購入者の9割が男と言われる自販機市場。工場・現場・街角で買う姿は圧倒的に男ばかりだ。男の就業や収入が減る今、いつでもどこでもという“衝動定価購買”は縮小し、缶コーヒー業界だけの競合は終わりつつある。家コーヒーやドリンクバーに競合相手が変化したのだ。お客さんが女性やこだわりにシフトして、合理や効率で買う“男臭い飲料市場”は寿命切れしてしまった。
**昔、自販機にはロマンがあった
でも、ふと思う。昔(1970年代くらいかな)、自販機で買う体験は光っていた。
街角の四角い機械の中の飲料が、先端的でキラキラしていた。
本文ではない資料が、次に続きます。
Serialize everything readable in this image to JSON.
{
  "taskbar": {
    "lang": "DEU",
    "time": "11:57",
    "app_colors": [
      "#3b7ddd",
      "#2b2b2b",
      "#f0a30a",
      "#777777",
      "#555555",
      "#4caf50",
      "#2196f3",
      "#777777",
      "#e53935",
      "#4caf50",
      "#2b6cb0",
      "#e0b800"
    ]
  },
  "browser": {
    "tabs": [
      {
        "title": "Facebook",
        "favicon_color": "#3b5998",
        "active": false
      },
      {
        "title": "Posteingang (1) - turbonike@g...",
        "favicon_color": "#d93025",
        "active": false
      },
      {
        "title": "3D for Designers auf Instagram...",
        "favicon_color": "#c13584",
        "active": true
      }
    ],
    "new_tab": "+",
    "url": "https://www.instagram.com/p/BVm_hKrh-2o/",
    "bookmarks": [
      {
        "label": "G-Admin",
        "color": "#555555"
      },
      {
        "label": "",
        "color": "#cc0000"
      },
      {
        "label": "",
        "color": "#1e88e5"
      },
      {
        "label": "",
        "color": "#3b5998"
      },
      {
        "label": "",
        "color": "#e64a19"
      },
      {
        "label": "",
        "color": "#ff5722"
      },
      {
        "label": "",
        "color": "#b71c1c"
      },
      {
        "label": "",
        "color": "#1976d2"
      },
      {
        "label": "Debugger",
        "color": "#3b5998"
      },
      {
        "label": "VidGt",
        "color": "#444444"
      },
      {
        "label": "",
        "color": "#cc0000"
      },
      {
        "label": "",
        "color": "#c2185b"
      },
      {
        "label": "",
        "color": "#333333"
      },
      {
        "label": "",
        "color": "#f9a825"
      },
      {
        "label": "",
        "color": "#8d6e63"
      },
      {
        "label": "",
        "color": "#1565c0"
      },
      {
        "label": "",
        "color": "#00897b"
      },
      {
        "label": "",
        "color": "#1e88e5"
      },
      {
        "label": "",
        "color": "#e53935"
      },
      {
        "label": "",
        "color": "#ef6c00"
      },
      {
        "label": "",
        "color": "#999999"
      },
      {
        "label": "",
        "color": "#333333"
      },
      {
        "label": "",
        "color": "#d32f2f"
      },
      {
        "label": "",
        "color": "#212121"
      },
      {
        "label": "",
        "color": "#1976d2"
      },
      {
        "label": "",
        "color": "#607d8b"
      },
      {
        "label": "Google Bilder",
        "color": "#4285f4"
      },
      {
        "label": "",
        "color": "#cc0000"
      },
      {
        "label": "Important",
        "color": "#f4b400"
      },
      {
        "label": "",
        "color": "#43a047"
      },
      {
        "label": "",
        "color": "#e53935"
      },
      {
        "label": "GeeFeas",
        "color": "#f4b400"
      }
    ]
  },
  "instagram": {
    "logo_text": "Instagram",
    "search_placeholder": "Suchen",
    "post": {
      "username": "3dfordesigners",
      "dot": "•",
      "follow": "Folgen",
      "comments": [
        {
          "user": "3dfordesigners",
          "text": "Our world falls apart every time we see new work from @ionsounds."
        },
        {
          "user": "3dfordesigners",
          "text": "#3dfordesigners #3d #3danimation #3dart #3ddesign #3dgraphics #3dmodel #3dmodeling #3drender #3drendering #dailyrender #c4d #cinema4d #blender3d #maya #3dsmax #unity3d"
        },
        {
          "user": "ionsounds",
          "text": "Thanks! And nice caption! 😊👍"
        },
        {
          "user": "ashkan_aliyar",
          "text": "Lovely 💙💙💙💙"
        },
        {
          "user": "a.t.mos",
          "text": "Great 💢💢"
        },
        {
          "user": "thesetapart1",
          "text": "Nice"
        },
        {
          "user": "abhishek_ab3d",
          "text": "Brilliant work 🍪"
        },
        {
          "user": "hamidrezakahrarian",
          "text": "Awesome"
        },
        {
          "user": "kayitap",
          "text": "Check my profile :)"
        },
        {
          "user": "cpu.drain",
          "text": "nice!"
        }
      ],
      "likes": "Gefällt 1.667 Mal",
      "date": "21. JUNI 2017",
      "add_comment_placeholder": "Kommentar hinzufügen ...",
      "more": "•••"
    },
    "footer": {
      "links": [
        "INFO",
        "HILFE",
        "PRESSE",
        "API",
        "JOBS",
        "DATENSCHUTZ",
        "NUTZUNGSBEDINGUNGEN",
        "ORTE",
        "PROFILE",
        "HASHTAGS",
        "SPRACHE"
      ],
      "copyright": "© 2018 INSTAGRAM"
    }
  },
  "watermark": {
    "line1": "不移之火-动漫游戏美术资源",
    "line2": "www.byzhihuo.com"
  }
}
お金を入れる。ボタンが点灯する。どれにするか決めていたのに、一瞬迷う。ええいと押すと、ゴトンゴトンとキラキラ飲料が降りてくる。お金だけが食べられて、思わずコブシで叩いたこともあった。夜中、自販機を蹴飛ばしているヤツもよく見かけた。釣り銭口に誰かが取り忘れた50円があって、もうけたこともあった。自販機で買う時に物語があった時代だ。
機械にも驚きがあった。お湯の出るカップめん自販機や、中で棚が回転してスナック菓子を選ぶ自販機は傑作だった。買いもしないのに棚をぐるぐる回したものだ。今の自販機はあのころよりずっと便利に、ずっと故障知らずに、電子マネー対応にもエコにもノンフロンにもなったが、ロマンはなくなった。
**のどが乾いていない時代の自販機ビジネス
もう1つ、大きな変化がある。今はみんな“のどが乾いていない”のだ。
昔、コカコーラがうまかったのは、のどが乾いていたからだ。真夏の道をてくてくと歩く。汗も出切ったころに、赤い自販機を見つける。カラカラののどに冷えたコーラが染みていく。実にうまかった。今は違う。“ビタミン補給”“体内バランス”“ダイエット”のために飲料を飲む。乾きを癒やすわけではない。
だから自販機は、もはや飲料を売らずに“カラダにいいこと”や“ワクワク”を売るしかないのかもしれない。例えば、牧場脇の絞りたてミルク自販機(時価販売)とか、季節限定・産地直送の飲料とか。もはや100円でも売れない時代なのだから。